I love you , he wants to cry.
When he used to water the flowers at his parents’ graves as a child, he would sometimes imagine that the water could bring them back to life, like the sun and the rain does for the plants. They would climb out of the ground, mud underneath their fingernails, and find him there with his hand clutching the watering can like a lifeline.
“ My precious boy ,” they would say to him, kneeling in front of his small body and holding him close to their chests. “ You’ve saved us. Thank you. We love you .”
And Sasuke would close his eyes and listen to their heartbeats, strong and powerful and alive, and he would dig his face deeper into their chests until the pounding rhythm became a dent in his cheek.

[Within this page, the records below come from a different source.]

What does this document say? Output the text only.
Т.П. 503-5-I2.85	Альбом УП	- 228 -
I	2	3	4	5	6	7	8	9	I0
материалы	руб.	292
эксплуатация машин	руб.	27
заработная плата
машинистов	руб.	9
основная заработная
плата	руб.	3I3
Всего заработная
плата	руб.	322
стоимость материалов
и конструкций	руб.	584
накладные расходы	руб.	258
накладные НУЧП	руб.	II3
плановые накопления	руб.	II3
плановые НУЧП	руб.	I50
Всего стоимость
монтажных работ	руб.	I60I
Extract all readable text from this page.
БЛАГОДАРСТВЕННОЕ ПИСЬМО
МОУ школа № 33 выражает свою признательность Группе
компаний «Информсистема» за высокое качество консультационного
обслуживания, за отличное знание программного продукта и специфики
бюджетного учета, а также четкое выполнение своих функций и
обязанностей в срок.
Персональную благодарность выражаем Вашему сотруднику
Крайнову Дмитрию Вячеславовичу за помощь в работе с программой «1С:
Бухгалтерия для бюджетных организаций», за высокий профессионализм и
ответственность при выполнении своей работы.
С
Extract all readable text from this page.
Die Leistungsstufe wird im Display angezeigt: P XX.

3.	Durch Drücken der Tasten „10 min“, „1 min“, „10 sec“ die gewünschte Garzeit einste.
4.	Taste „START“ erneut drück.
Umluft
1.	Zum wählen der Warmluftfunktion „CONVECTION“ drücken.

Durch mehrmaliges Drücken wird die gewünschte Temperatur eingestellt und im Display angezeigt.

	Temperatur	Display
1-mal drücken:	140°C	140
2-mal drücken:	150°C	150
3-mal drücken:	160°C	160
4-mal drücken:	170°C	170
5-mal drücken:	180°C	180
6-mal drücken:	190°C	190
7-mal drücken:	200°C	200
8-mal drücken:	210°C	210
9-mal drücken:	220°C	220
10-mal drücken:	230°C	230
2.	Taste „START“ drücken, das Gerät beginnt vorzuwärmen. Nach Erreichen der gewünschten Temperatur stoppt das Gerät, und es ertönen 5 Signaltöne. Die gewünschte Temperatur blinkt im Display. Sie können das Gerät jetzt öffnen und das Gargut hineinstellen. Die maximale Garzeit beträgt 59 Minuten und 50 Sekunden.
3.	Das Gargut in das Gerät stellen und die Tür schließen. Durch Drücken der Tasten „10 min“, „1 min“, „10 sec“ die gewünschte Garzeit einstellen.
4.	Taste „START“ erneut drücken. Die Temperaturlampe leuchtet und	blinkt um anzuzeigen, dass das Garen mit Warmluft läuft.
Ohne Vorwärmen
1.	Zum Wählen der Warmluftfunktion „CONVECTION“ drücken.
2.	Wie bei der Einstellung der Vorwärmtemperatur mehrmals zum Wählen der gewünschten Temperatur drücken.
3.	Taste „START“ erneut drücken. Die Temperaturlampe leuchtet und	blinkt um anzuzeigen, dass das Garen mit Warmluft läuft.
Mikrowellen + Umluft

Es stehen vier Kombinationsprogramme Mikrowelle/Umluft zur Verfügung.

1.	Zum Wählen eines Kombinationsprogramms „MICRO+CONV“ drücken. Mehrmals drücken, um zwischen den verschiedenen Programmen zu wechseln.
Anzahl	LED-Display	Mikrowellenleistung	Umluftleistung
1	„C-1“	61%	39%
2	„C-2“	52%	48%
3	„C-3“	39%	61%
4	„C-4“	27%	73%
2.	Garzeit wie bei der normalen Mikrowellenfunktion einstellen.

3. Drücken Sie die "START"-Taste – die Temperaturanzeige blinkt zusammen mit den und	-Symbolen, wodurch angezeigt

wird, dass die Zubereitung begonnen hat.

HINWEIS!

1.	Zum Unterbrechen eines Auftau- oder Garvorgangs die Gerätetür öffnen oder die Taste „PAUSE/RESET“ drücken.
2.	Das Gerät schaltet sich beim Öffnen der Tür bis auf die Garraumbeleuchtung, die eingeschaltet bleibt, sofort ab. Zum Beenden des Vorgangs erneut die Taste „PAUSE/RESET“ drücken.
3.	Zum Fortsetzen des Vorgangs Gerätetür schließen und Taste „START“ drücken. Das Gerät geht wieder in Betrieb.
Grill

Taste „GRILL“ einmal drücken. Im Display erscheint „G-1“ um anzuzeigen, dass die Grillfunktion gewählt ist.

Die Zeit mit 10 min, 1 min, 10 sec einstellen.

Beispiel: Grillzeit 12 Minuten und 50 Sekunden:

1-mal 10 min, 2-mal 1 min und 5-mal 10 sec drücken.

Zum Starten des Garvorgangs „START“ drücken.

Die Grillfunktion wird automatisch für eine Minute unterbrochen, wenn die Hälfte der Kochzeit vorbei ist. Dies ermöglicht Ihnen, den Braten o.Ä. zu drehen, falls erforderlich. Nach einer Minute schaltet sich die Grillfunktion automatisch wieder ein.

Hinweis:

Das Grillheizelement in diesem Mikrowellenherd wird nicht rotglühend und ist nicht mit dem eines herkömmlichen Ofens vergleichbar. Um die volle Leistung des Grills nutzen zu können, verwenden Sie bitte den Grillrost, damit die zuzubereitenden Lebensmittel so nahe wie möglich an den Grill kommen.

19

Today, his sorrow is not so bone-deep and sore, so he approaches his clan, bravery and hesitation nipping at his feet.
The flowers he planted as a boy are gone. Fresh ones have replaced them. His heart clenches clenches clenches as if squeezing all the love stored in there out into his bloodstream and through his veins, like warm honey, dripping from his eyes as tears.
Sasuke is twenty-two years old and he cannot bring back his family. But it’s okay. He’s grown himself a new one, while they have nurtured his buried.